Every woman that I've slept with
Every friendship I've neglected
Didn't call when grandma died
I spend my money getting drunk and high
I've done things unprotected
Proceeded to drive home wasted
Bought things to win over siblings
I've said awful things, such awful things

And now
Now it's out

and in song takes every step from self-pity to lacerating fury to self-mockery to quiet acceptance – then, in between the songs, returns emotions to an even keel by the simple expedient of laughing genially at himself. It's a skill I don't have and I admire it immensely.

The thing he does that Grant doesn't do is sing with his whole body – I'm going to try not to talk about the hips again – underscoring individual words with gestures. A tap to the head any time wit or brains are mentioned. A hand skimming a thigh. The Ideal Husband has him throwing himself around the stage, sinking to his knees as he screams of being tired of running, tipping back to the ground as he begs to put a bun in the oven. Holy Shit sends him over the barrier to bury himself in the crowd, singing:

Oh, and love is just an institution based on human frailty
What's your paradise gotta do with Adam and Eve?
Maybe love is just an economy based on resource scarcity
What I fail to see is what that's gotta do with you and me

You and me. That's what this gig is about: him and us, you and me, human beings having face time, making love, finding companionship, saying the words that are impossible, reaching out at exactly the moment when it's needed. Defying every economic structure that's built to destroy us and keep us apart and creating moments of communion instead. He teases one person for watching him through the camera lens of their mobile phone but takes the phone off of someone else to sing directly into it, a private performance. We gather at his feet to sing at the top of our voices as one; I look around me and all I see is joy on faces, amazement, love. It's the mirror of what I feel shining back at me.

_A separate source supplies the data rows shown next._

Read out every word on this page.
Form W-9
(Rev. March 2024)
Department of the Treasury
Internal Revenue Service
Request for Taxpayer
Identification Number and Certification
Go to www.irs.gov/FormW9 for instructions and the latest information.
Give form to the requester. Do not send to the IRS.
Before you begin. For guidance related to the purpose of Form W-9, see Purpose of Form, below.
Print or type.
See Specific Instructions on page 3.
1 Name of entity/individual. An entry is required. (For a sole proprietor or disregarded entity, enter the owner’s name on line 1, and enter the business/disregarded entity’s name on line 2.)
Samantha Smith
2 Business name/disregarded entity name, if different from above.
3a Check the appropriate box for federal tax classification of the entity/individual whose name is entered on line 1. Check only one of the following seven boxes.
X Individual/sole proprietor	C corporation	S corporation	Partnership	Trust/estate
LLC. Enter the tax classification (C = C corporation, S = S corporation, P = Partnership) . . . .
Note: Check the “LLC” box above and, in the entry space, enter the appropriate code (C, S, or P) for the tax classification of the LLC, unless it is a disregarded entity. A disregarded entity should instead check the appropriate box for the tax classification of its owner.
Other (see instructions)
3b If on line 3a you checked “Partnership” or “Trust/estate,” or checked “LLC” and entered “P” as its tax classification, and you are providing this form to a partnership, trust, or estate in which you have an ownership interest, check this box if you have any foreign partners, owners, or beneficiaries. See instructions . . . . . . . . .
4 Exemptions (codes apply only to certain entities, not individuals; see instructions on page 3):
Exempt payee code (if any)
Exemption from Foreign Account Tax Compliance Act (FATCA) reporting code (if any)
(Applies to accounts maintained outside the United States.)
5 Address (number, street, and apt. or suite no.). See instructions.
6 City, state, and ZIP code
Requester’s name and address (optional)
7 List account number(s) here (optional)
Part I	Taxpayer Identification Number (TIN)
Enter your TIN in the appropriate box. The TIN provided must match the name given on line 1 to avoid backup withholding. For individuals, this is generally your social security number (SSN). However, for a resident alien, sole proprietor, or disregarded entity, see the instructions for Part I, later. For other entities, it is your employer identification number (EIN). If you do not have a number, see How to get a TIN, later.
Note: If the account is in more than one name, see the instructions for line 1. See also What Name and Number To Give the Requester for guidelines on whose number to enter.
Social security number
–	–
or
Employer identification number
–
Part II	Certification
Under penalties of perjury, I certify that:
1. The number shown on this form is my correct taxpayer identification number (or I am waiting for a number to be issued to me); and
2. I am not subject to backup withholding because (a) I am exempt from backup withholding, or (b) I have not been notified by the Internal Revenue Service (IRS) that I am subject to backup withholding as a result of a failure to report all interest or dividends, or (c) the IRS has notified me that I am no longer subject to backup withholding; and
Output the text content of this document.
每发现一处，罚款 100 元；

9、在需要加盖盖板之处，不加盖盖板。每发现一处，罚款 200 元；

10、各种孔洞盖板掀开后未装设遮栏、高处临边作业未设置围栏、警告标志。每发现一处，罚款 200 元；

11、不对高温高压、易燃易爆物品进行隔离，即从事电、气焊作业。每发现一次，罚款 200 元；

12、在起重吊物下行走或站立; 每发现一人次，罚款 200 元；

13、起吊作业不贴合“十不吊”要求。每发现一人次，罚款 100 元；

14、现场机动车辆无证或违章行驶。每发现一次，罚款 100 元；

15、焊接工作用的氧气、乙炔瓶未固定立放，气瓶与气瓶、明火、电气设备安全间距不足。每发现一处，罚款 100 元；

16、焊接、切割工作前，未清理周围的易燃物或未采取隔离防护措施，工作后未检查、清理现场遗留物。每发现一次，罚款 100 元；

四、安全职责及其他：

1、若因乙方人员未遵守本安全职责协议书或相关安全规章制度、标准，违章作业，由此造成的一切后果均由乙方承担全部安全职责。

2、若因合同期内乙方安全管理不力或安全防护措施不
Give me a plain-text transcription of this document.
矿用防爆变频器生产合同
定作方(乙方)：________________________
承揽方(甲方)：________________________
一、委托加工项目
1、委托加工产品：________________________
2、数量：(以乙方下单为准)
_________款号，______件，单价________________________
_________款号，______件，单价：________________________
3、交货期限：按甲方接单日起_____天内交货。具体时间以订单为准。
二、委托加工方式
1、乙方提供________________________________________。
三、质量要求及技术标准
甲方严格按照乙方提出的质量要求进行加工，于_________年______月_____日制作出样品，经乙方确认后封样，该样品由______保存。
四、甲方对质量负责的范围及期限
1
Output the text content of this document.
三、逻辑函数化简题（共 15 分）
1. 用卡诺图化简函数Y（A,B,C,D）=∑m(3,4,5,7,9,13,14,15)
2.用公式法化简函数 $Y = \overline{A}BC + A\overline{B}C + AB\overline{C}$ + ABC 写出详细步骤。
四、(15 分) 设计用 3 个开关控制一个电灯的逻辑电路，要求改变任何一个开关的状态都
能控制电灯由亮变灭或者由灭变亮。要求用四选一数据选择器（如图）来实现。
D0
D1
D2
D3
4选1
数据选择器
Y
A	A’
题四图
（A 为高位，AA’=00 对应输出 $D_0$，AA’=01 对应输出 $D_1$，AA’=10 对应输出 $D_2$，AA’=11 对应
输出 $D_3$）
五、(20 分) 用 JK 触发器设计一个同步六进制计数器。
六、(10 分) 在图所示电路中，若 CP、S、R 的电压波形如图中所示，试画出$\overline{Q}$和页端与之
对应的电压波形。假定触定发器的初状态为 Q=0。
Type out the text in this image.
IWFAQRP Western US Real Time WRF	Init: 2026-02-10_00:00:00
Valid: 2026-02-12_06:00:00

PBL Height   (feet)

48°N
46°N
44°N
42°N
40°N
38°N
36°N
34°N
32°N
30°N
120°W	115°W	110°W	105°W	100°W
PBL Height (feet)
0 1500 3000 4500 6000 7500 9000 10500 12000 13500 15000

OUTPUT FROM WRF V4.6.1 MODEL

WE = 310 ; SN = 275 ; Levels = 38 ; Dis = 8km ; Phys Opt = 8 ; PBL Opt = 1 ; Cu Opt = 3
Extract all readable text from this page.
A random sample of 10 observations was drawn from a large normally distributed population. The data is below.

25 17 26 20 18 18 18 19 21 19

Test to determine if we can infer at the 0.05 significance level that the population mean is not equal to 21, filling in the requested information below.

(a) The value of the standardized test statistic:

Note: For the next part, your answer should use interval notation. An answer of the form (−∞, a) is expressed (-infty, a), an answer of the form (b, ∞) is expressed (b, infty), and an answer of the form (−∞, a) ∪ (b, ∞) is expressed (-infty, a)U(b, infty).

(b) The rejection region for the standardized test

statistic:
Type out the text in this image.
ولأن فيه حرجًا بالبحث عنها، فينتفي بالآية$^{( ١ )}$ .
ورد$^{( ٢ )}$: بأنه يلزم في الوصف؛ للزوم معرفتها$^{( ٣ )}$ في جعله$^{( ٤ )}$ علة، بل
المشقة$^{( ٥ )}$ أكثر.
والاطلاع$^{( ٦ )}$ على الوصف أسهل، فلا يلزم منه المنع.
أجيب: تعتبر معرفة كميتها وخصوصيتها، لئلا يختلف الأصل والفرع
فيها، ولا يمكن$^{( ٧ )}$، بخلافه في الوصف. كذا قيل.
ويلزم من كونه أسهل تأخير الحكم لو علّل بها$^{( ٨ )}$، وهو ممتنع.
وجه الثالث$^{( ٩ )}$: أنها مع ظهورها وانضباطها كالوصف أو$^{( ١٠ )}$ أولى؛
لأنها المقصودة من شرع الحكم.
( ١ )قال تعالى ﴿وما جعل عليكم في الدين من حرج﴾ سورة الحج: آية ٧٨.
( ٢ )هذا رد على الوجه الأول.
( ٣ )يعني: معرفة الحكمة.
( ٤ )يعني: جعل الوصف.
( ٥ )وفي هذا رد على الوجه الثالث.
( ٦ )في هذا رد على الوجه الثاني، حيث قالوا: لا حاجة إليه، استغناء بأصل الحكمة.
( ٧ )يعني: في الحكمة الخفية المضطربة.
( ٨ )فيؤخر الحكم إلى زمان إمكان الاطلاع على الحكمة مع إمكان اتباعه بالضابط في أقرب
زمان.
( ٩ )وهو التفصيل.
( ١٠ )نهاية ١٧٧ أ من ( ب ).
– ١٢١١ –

Somewhere in the middle I remember there has to be an end and it's like the depression that hits me every midsummer's day, knowing that this is the beginning of summer's decline. I think I might have to walk home: it's the only way I can deny that the gig is finished. But when it really finishes, I know what I have to do. It starts on twitter: “he's reduced me to archetypal screaming beatles fan”. And then, for the first time in a long time, I race home and let myself write something absolutely only for me. Because I want to hold on to this night for ever. Because I have trouble being alive and nights like this remind me why I need to stick with it. Because I got a ticket for free and that was a gift and I want to give something back. Because I'm really fucking angry right now with everything to do with theatre criticism and it feels really good to turn my back on it and write about music instead. Because I can't hold all of this love inside my body, I'm just not big enough. Some of it has to spill out into the world.

The last thing I wrote on twitter about Father John Misty was a mathematical formula:

john grant voice + nick cave moves = best sex ever

It's 2.12am and in just under seven hours I'm going to arrive back at this desk and buy as many tickets as I possibly can for the next FJM gig in London. When the midsummer day's depression hits, my consolation will be knowing that autumn will bring him and this night back to me.